- Private networks are often the first line of defense for healthcare IT networks. With the growing adoption of healthcare cloud technology and digital recordkeeping, building a strong network and controlling the way people access it can help decrease unauthorized access and the chance of data breaches.
Traditionally, enterprise organizations have embraced intranet as a way to build and maintain a private internal network. Intranet networks include local area networks (LAN), but are not limited to on-premise networks. Intranet uses the same protocols as the internet, like hypertext transfer protocol (HTTP) and simple mail transfer protocol (SMTP), making it easier for main and remote locations to securely access and share the same data.
Virtual private networks (VPNs) have become necessary in addition to intranet solutions because of the need for employees to access the network while traveling or remotely from home or outside the physical organization. VPNs can connect two networks together as well as connect a device to a network securely.
A VPN is the extension of a private network that can be accessed through the public internet. This connection can be made within a physical location or remotely. Connection data is tagged with a header that allows it to use the internet to locate the private network. This works by creating an encrypted tunnel that connects the VPN client (i.e., a device used to access the network) and the intranet or VPN server. This tunnel securely wraps the connection separating it from the public internet.
Security is always the main concern when it comes to private patient data, and sharing that data using the public internet to connect to a VPN can increase those concerns. Connections via VPN cannot be totally anonymous, but key security features are included in any VPN solution regardless of vendor. Data is always protected by encryption, senders are always authenticated to prevent the spread of false and malicious data, and data integrity is always verified to check for tampered messages.
Some advantages of VPNs are:
- Scalability: Thousands of users can connect to a VPN at the same time.
- Cost: Compared to older methods such as leased lines, VPNs take most hardware out of the equation.
- Centralized resources: IT has control over the network, monitoring and administrating from one central location.
- Easy sharing: Users can connect and share faster, getting responses sooner which is critical in a healthcare environment. External portals can also be established temporarily or permanently for partners.

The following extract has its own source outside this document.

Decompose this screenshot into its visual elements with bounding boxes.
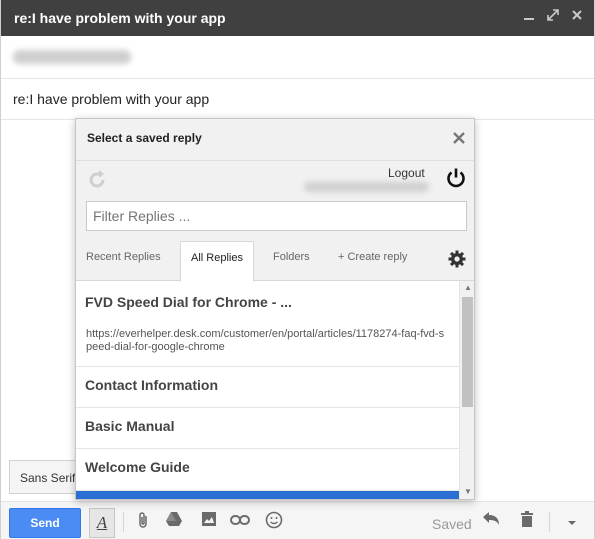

- Remote access: Users traveling or accessing data outside the office have uninterrupted, secure connections.
Understanding the VPN market isn’t as clear cut as other enterprise technology markets because VPNs can be wrapped up in other products. This can make shopping for just a VPN not so straightforward.
According to Gartner, “The VPN marketplace is mature and fragmented, because the capabilities are embedded in other products, such as routers, firewalls, portals, application suites, unified threat management (UTM) appliances and platform OSs. Mainstream VPN vendors offer it as part of a family of networking products and services, which can also include access management and single sign-on (SSO).”
Examining the technology that’s already in place and analyzing how the network is being accessed by different solutions comprise the first step. When inquiring about any enterprise technology that will allow remote access, asking the vendor about the compatibility of VPNs that already exist in an organization and how that technology uses VPN technology are both key to understanding and untangling a private network. It’s most likely possible to consolidate VPN technology across all solutions, making it easier for IT departments to manage.
Depending on the size of an organization, setting up a VPN infrastructure may or may not be necessary. Smaller institutions with solutions that have VPNs included (e.g., cloud, virtualization) may not need further VPN technology. Larger institutions like hospitals or organizations with many departments and locations could benefit from a single VPN that covers the entire network. This will allow the easy sharing of electronic health records, and centralized control over who has access to the network.
Securely and remotely accessing data is one of the most important steps in establishing a successful health IT infrastructure. It is the foundation that allows all other healthcare technology to function; establishing a strong foundation is the best defense against electronic healthcare data getting into the wrong hands. Secure VPNs are a large piece of monitoring how, where and when access is being granted to a network, and identifying any abnormalities or potential threats. With a strong, secure VPN, firewalls, and disaster recovery solutions become a precaution instead of a necessity.